Dizer que viajar é bom parece mais redundante do que sugerir flores para a primavera. No entanto, há verdades que, por mais óbvias que sejam, precisam ser revalidadas regularmente, com a salvaguarda de não nos deixarmos mergulhar na rotina diária por muito tempo e de nos esquecermos que a vida é muito mais (e surpreendente) do que aquilo que nos envolve no dia-a-dia.
Se há algo que os últimos quase dois anos nos retiraram foi o sentimento de liberdade, acondicionando-nos numa bola claustrofóbica de regras, impedimentos e restrições, e uma dose extra de stress, aquele que andávamos a tentar livrar-nos há anos com aulas de yoga e meditações guiadas.
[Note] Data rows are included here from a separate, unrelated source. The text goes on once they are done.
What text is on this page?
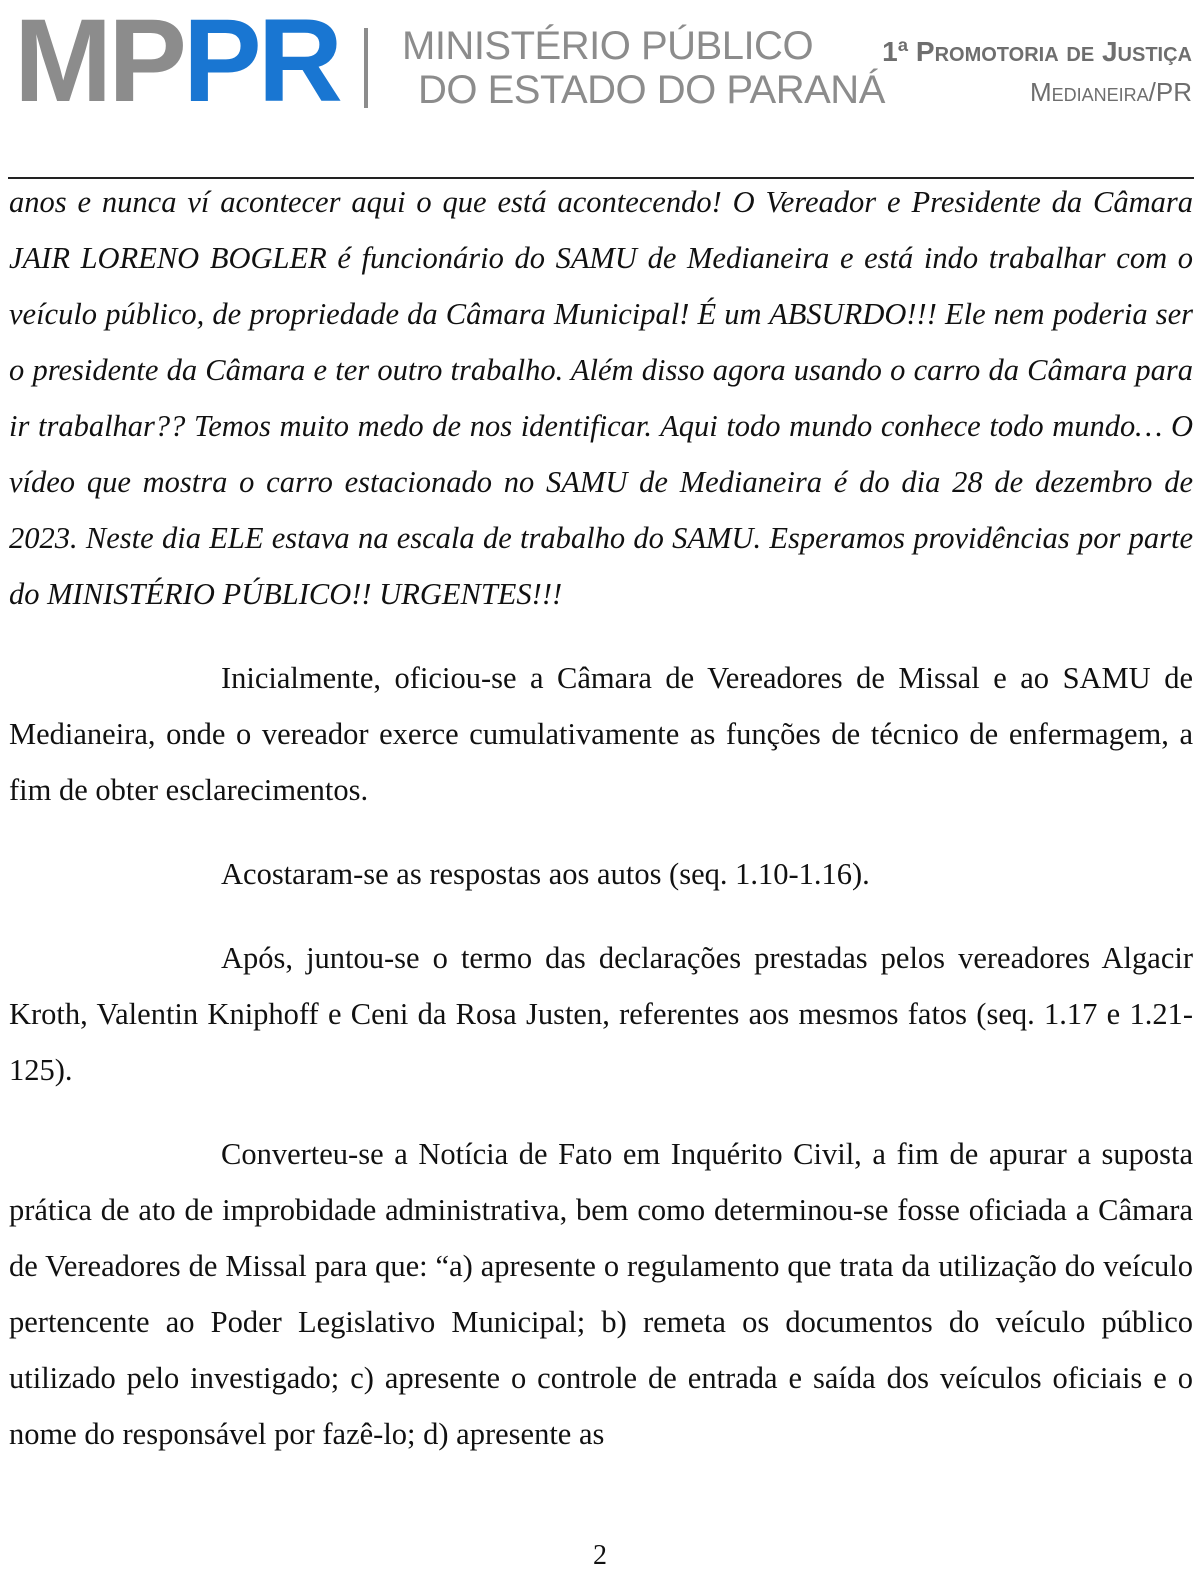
MPPR MINISTÉRIO PÚBLICO
DO ESTADO DO PARANÁ
1ª Promotoria de Justiça
Medianeira/PR

anos e nunca ví acontecer aqui o que está acontecendo! O Vereador e Presidente da Câmara JAIR LORENO BOGLER é funcionário do SAMU de Medianeira e está indo trabalhar com o veículo público, de propriedade da Câmara Municipal! É um ABSURDO!!! Ele nem poderia ser o presidente da Câmara e ter outro trabalho. Além disso agora usando o carro da Câmara para ir trabalhar?? Temos muito medo de nos identificar. Aqui todo mundo conhece todo mundo… O vídeo que mostra o carro estacionado no SAMU de Medianeira é do dia 28 de dezembro de 2023. Neste dia ELE estava na escala de trabalho do SAMU. Esperamos providências por parte do MINISTÉRIO PÚBLICO!! URGENTES!!!

Inicialmente, oficiou-se a Câmara de Vereadores de Missal e ao SAMU de Medianeira, onde o vereador exerce cumulativamente as funções de técnico de enfermagem, a fim de obter esclarecimentos.

Acostaram-se as respostas aos autos (seq. 1.10-1.16).

Após, juntou-se o termo das declarações prestadas pelos vereadores Algacir Kroth, Valentin Kniphoff e Ceni da Rosa Justen, referentes aos mesmos fatos (seq. 1.17 e 1.21-125).

Converteu-se a Notícia de Fato em Inquérito Civil, a fim de apurar a suposta prática de ato de improbidade administrativa, bem como determinou-se fosse oficiada a Câmara de Vereadores de Missal para que: “a) apresente o regulamento que trata da utilização do veículo pertencente ao Poder Legislativo Municipal; b) remeta os documentos do veículo público utilizado pelo investigado; c) apresente o controle de entrada e saída dos veículos oficiais e o nome do responsável por fazê-lo; d) apresente as

2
No mês passado fui passar duas semanas ao Brasil e sinto que o destino nem sequer foi essencial, pois mal entrei dentro de um avião e fui atingida por aquele ar condicionado gelado e o barulho dos motores foi como se o meu cérebro tivesse sido reanimado. E foi assim durante todas as férias: cada nova experiência, sabor, paisagem, cheiro, pessoa, edifício, servia de desfibrilhador. Mesmo com os cuidados que uma era de pandemia exige, só pelo facto de estar num local que ainda não tinha espaço na minha mente, e numa cultura em que cada pormenor é uma diferença, senti que me foram devolvidos anos de uma vida que – basta querermos – pode estar prestes a começar.
O escritor Patrick Rothfuss diz que um longo alongamento pela estrada pode ensinar-nos mais sobre nós do que 100 anos de silêncio, e se nos permitirmos a tal, viajar pode expandir a nossa cabeça de uma forma totalmente inovadora. Ser confrontado com a diferença faz-nos olhar para aqueles que são os nossos costumes sob uma nova luz, não cumprir horários leva-nos a apreciar o tempo de uma nova forma. Além do facto de não termos de ir trabalhar todos os dias, claro, a liberdade de horários oferece-nos uma nova perspetiva sobre a forma como ocuparíamos o nosso tempo se o stress não fizesse parte dele, e abanar as rotinas traz um novo e reconfortante sopro de novidade.
Também passa muitas vezes sobre nos rendermos ao que não conseguimos controlar, porque só por estarmos a viajar não significa que tudo vá correr na perfeição. Os imprevistos fazem parte de qualquer momento da vida e é a maneira como lidamos com eles que nos adiciona resiliência e paciência. A nossa flexibilidade cognitiva é estimulada, o que pode resultar num surto de criatividade maior (mas segundo o professor Adam Galinsky, que há anos estuda a ligação entre viajar e criatividade, este efeito só acontece se imergirmos na cultura alheia e estivermos efetivamente atentos ao que nos rodeia).
Como regressar ao quotidiano sem um ligeiro abalo? Tentando incorporar aspetos simples que nos fizeram bem no nosso dia-a-dia. Uma experiência que dê para repetir à distância (como um prato típico). Esforçando-nos para manter a mesma atenção plena ao agora que aconteceu durante a viagem. Deixando a mente aberta a conhecer algo novo. E, claro, começar a planear a próxima viagem.